Mon Valley drug dealer convicted on federal charges
A Washington County man whom investigators called a drug kingpin in the Mon Valley was found guilty in federal court on charges he used illegal financial transactions to conceal money from his years of cocaine dealing.
A jury Friday convicted Daniel Young, 42, of Nottingham Township, on four federal counts of conspiracy and structuring financial transactions after deliberating for two hours.
Young, who is already serving 12 to 24 years after his 2011 conviction on the drug charges in Washington County, faces up to 20 years in federal prison and could be fined $1 million. U.S. District Judge David Cercone is expected to sentence Young Dec. 4.
Federal prosecutors said Young and two others worked together to structure financial transactions in increments less than $10,000 to avoid reporting the money and purchases to the government.

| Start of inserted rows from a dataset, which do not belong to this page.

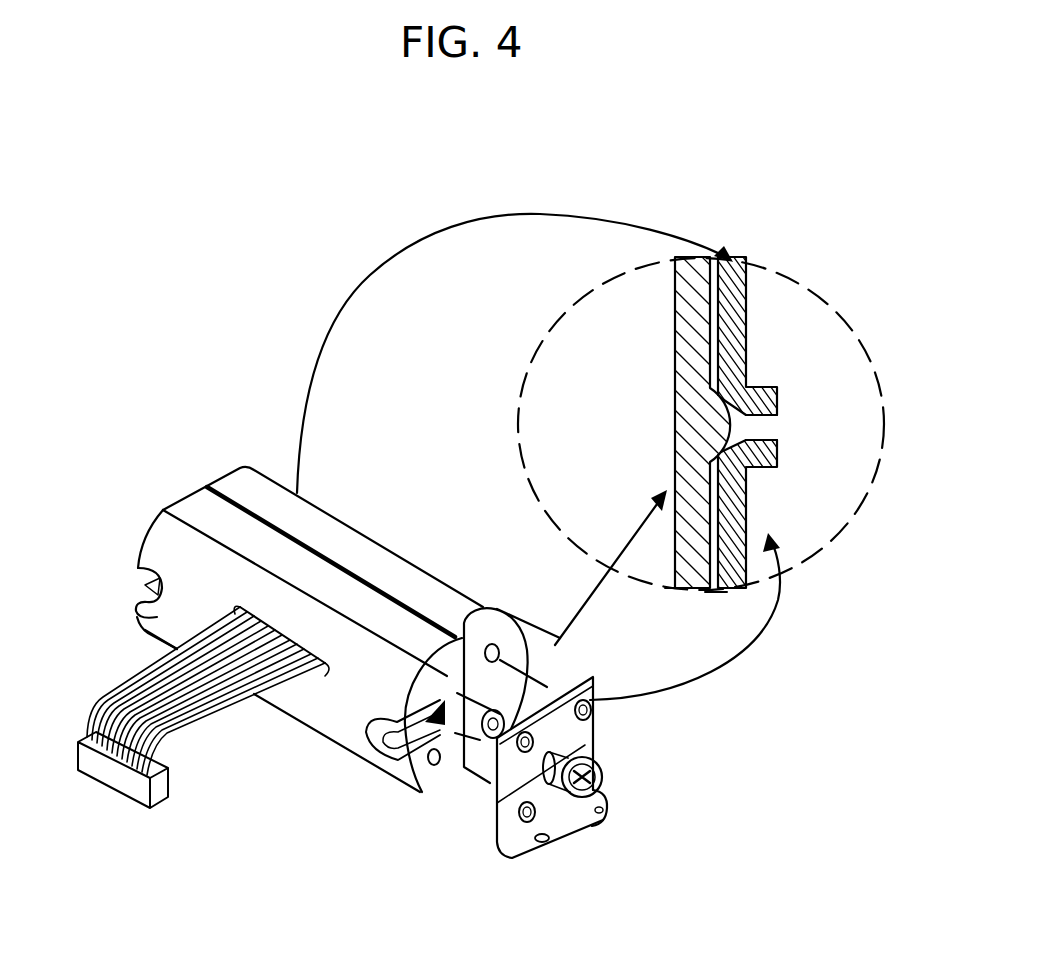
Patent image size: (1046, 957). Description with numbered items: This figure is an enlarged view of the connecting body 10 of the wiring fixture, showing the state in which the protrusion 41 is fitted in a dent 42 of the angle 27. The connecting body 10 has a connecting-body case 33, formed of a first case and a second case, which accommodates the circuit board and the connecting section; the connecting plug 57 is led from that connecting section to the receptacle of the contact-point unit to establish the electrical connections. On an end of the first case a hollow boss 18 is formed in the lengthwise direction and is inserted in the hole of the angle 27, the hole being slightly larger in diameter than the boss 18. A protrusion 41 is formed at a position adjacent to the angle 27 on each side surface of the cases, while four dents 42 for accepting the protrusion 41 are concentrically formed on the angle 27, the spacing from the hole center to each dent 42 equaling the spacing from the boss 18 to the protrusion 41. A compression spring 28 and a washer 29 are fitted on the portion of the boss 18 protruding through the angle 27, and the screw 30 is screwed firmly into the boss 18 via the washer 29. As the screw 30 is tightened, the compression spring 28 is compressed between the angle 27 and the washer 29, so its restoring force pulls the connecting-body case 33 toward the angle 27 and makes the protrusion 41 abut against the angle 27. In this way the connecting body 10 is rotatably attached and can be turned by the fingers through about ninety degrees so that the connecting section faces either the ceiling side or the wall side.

The connecting body 10 is at (675, 298).
The angle 27 is at (737, 297).
The dent 42 is at (773, 387).
The protrusion 41 is at (780, 417).
The connecting-body case 33 is at (335, 720).
The connecting plug 57 is at (117, 777).
The hollow boss 18 is at (447, 762).
The compression spring 28 is at (500, 808).
The screw 30 is at (602, 776).
The washer 29 is at (603, 818).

Beginning in February 2007, Young made about a dozen cash deposits for approximately $9,000 each at branches of the Auto Workers Federal Credit Union, PNC Bank and National City Bank, later using the money to purchase two real estate properties, a pickup truck, a tractor and a front-end loader. The jury decided that those two properties and three vehicles worth a combined $234,859 must be forfeited to the government.
Federal prosecutors alleged that the cash used in those purchases came from Young’s nearly 20 years of drug dealing in Washington County. The district attorney’s Drug Task Force arrested Young in January 2010 after he sold cocaine to undercover officers on nine occasions. He was found guilty June 2011 on all 36 drug charges.
Six months later, federal prosecutors charged him with making the illegal financial transactions using the money from his drug ring.
One of his co-defendants in the federal case, Dennis Young, 47, of Monongahela, pleaded guilty to one charge last month and will be sentenced in November. The other co-defendant, Kimberly Ostrander, 49, of Aleppo Township, is scheduled to have a plea hearing in federal court Wednesday.
Daniel Young’s attorney, Noah Geary, did not return a phone call seeking comment on the case.